There are no restrooms, cafes, or shelters on Skellig Michael so it is best to pack a backpack with food for lunch and come prepared for all sorts of weather.
How to Visit Skellig Michael
Skellig Michael is one of Ireland’s best islands and is located about 8 miles off the coast of Co. Kerry. It is only possible to visit Skellig Michael between May and October by reserving a seat with one of the approved boatmen listed on the Heritage Ireland’s website.
Unfortunately, even if you manage to reserve one of the coveted seats on a boat heading out to Skellig Michael, all trips are completely dependent on the weather and you will need to wait until the morning of departure for the trip to be confirmed. The short visiting season is designed to overlap with the best weather and sea conditions but there are no guarantees when it comes to Atlantic storms.
Hopefully, the tides and sunshine will be on your side. In that case, (depending on the boatmen you have booked with) boats leave from Portmagee, Valentia or Ballinskelligs. If you have not booked ahead, it might be worth stopping in early in the morning to see if anyone has canceled or failed to show up for their departure time.
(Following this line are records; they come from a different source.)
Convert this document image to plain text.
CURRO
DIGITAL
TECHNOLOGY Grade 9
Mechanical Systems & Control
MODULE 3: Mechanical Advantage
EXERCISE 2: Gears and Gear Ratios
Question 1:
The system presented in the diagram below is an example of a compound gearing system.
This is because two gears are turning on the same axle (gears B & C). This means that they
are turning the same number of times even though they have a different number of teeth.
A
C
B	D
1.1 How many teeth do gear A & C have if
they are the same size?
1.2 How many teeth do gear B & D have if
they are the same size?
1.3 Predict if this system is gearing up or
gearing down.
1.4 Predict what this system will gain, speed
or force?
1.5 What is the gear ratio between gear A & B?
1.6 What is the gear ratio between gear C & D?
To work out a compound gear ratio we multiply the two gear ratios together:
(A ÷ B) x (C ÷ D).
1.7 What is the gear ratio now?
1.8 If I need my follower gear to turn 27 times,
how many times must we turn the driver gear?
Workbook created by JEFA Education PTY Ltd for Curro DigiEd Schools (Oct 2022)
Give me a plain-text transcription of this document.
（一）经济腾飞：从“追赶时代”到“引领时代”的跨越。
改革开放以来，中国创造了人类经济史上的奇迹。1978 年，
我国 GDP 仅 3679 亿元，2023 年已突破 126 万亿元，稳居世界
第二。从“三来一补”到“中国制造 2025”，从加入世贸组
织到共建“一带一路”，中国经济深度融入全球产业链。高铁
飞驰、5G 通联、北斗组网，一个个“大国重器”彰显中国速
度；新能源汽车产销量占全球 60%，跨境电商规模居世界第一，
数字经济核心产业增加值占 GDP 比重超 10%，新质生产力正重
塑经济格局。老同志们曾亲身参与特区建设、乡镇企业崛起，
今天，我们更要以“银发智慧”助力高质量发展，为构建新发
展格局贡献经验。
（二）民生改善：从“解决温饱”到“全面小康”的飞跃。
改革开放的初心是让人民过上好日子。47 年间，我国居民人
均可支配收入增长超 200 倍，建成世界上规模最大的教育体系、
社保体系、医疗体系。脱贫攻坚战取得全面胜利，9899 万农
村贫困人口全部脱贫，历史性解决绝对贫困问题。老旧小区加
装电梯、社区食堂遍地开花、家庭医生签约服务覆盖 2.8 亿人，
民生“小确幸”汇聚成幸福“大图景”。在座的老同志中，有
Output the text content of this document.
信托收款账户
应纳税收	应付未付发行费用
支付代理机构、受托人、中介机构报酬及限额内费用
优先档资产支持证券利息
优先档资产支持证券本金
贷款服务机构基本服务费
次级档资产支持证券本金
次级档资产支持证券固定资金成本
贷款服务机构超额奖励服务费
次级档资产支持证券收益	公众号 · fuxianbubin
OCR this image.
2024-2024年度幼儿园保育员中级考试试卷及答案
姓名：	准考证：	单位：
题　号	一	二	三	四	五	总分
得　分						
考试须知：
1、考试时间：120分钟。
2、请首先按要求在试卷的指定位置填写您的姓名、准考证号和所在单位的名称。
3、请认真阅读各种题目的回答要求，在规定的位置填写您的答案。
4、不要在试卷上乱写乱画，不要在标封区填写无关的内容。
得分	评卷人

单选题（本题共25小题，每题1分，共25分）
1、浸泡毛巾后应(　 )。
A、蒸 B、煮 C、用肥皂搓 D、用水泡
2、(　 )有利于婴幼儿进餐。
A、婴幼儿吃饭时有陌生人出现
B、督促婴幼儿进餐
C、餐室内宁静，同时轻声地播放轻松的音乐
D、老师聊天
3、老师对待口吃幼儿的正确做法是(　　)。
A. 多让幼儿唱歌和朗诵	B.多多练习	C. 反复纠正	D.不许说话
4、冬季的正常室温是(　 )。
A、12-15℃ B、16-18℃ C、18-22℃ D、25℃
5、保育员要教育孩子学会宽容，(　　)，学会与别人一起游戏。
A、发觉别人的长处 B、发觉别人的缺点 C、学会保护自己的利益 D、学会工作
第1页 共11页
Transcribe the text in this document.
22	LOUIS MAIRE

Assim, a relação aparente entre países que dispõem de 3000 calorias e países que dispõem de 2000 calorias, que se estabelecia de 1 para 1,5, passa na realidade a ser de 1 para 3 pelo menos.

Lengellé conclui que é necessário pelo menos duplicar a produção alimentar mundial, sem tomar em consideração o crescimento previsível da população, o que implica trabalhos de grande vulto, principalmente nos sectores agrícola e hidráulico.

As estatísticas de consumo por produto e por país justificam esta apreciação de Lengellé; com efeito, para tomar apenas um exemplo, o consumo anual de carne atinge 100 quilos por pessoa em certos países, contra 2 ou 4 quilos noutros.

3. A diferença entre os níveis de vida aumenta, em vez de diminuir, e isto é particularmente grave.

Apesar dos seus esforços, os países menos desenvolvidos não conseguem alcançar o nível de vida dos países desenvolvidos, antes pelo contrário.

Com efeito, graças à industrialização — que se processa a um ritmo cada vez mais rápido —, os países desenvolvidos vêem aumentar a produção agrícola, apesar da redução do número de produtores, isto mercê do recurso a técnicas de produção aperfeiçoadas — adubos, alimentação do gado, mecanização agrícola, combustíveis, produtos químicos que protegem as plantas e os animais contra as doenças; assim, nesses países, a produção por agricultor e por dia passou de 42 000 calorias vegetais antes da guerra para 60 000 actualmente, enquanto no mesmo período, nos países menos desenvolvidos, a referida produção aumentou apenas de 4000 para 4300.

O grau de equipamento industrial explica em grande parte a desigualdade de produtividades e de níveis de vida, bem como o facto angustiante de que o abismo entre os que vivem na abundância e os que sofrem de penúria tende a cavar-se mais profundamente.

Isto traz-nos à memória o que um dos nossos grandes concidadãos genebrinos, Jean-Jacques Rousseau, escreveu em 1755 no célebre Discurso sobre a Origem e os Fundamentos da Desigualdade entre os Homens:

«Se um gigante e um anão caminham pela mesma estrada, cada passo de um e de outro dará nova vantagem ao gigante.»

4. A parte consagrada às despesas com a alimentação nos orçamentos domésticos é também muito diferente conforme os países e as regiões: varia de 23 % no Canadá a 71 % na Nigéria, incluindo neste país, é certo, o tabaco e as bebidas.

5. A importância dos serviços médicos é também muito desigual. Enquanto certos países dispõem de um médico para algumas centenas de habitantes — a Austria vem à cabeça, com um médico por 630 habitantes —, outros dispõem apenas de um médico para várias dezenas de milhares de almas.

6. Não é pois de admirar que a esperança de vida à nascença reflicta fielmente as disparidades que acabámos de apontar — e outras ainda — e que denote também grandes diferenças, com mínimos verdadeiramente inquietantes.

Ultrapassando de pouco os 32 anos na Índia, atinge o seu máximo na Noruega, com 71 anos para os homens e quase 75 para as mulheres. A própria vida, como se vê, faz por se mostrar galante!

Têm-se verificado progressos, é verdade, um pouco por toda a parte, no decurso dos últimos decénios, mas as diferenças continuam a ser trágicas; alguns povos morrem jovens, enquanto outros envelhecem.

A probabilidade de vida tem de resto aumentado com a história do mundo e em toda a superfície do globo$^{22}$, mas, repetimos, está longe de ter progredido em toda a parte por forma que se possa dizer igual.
Most boats leave their Co. Kerry ports around 9:30 a.m. and return at 3:30 p.m.
What Else to Do Nearby
There is plenty to do nearby if your visit to Skellig Michael is canceled, or if you simply want to spend more time in the stunning County Kerry before and after the island outing.
Take a short trip outside of the village of Portmagee to admire the sea and walk along the sand at Reencaheragh Strand.
To catch a glimpse of the islands and look down towards Dingle, drive up to Coomanaspig Pass.
If the crossing to the Skelligs is too rough, aim for Valentia Island instead. Valentia is connected to Portmagee by the Maurice O’Neill Memorial Bridge. The island is home to the Skellig Experience, an educative visitors center with information about the history and ecology of the Skelligs.
Portmagee is one of the best stops to make while driving the Ring of Kerry, which means there are several other locations within easy reach. These include Ballycarbery Castle in Cahersiveen, Torc Waterfall, and Killarney National Park.